Andy startled awake with a yelp, pushing himself up from his pillow. He had been on his face, mouth open, and he could still feel the cloth on his tongue and see the dark stain of his saliva on the pillow.
He rocked back on his knees, gasping, and almost cried out again when a hand brushed his leg: his wife. She murmured something - "You're dreaming, Andy" - something he thought was meant to be soothing. She rolled back into her own sleep. But her presence seemed to ground him. It gave him a sense of place, something to hold on to.
He pressed his hands to his mouth until the panic was gone, and as he sat there staring around the dark room, his mind ticked off a checklist of familiar things; the clock on the dresser, the light on the telephone.
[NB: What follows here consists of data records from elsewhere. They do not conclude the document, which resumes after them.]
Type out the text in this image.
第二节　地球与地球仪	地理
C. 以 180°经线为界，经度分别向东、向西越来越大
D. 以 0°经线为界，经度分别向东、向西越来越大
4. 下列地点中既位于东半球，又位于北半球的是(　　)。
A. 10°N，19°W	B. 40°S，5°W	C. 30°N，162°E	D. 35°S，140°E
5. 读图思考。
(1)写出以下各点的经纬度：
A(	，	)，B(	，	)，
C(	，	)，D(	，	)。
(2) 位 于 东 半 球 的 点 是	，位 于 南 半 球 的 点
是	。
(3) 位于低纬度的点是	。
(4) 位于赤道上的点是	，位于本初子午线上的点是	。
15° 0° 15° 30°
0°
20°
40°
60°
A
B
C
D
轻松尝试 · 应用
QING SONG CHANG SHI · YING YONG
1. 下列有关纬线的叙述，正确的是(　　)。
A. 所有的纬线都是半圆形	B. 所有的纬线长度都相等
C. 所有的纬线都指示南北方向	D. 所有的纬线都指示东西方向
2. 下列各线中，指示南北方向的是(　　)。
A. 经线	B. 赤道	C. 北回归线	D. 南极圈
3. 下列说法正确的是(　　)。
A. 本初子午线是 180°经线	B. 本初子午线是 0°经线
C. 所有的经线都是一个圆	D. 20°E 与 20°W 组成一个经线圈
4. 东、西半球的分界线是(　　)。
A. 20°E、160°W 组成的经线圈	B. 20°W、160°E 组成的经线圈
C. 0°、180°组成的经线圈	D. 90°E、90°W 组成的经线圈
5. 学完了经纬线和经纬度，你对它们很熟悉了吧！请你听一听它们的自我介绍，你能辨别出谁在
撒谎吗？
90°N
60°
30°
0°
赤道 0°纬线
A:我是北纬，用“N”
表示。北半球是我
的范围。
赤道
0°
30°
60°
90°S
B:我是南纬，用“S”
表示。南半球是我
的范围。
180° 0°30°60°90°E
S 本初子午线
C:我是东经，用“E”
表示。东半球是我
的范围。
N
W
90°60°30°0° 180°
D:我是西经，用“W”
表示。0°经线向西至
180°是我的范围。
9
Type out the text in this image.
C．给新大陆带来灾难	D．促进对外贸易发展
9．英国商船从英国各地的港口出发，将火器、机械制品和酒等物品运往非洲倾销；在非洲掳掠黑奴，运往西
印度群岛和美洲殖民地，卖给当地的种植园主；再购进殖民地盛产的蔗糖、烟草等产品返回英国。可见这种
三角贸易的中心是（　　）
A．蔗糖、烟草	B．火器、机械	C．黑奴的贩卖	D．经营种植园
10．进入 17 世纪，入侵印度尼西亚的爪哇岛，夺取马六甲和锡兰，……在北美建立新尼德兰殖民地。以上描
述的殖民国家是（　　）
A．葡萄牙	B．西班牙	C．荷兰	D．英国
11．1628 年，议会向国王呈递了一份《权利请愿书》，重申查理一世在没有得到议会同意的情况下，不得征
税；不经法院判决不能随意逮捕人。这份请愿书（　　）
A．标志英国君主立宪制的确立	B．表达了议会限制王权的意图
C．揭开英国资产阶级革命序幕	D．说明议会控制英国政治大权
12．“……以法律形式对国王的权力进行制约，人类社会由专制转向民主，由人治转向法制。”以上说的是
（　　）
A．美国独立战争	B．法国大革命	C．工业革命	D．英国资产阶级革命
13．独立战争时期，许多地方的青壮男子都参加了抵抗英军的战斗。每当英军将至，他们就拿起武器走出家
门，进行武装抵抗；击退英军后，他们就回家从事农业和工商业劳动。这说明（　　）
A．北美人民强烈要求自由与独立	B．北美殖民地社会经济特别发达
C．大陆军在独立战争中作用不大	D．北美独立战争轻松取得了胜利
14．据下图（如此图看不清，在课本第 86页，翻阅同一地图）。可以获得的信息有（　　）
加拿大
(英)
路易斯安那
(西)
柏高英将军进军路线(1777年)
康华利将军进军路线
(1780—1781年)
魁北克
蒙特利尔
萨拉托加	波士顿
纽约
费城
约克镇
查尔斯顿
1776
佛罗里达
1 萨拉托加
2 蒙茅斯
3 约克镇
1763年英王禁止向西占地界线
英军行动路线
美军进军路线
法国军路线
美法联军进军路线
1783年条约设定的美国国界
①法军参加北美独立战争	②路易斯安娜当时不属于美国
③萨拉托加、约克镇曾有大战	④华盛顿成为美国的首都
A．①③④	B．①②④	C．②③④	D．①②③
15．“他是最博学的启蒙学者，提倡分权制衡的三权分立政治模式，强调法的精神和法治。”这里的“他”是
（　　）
He reached down and felt his slippers where he had left them when he had come in to lie down.
There were no space elevators; no lifts with a view of Africa. No magicians or mythical beasts. Just his wife in his bed, and his kids in the other room. But he could still feel the need to flee, to get away. He slipped out of the bed, and went into the bathroom.
He bent to the tap, and drank for a long time. When he had his fill, he splashed a handful on his face, and then turned to use the toilet. He lifted the window and watched the moon for a while before heading back to bed. A shadow passed across it - a cloud? - and he shivered. The sensation that something had been chasing him passed, but he still felt unreal and disconnected.
Andy pulled the mirrored door of the medicine cabinet out, and angled it so he could see his eyes in the moonlight. They shone with a black depth that he found reassuring. He breathed deeply, staring hard into those eyes. He pushed away the dreams.
He moved quietly back to the bedroom and as he climbed back into bed, a small plastic screen tumbled out of the bed onto the floor. On it were the words, "You're dreaming, Andy."
Andy sat bolt upright in his bed. He was alone, in a messy, familiar room full of sunshine. He moaned, and climbed out of bed, as exhausted as he had been when he fell into it the night before.
"Too many active dreams," he groused.
Andy went to the kitchen and made some coffee. He wasn't certain that this wasn't a dream, but he was beginning not to care.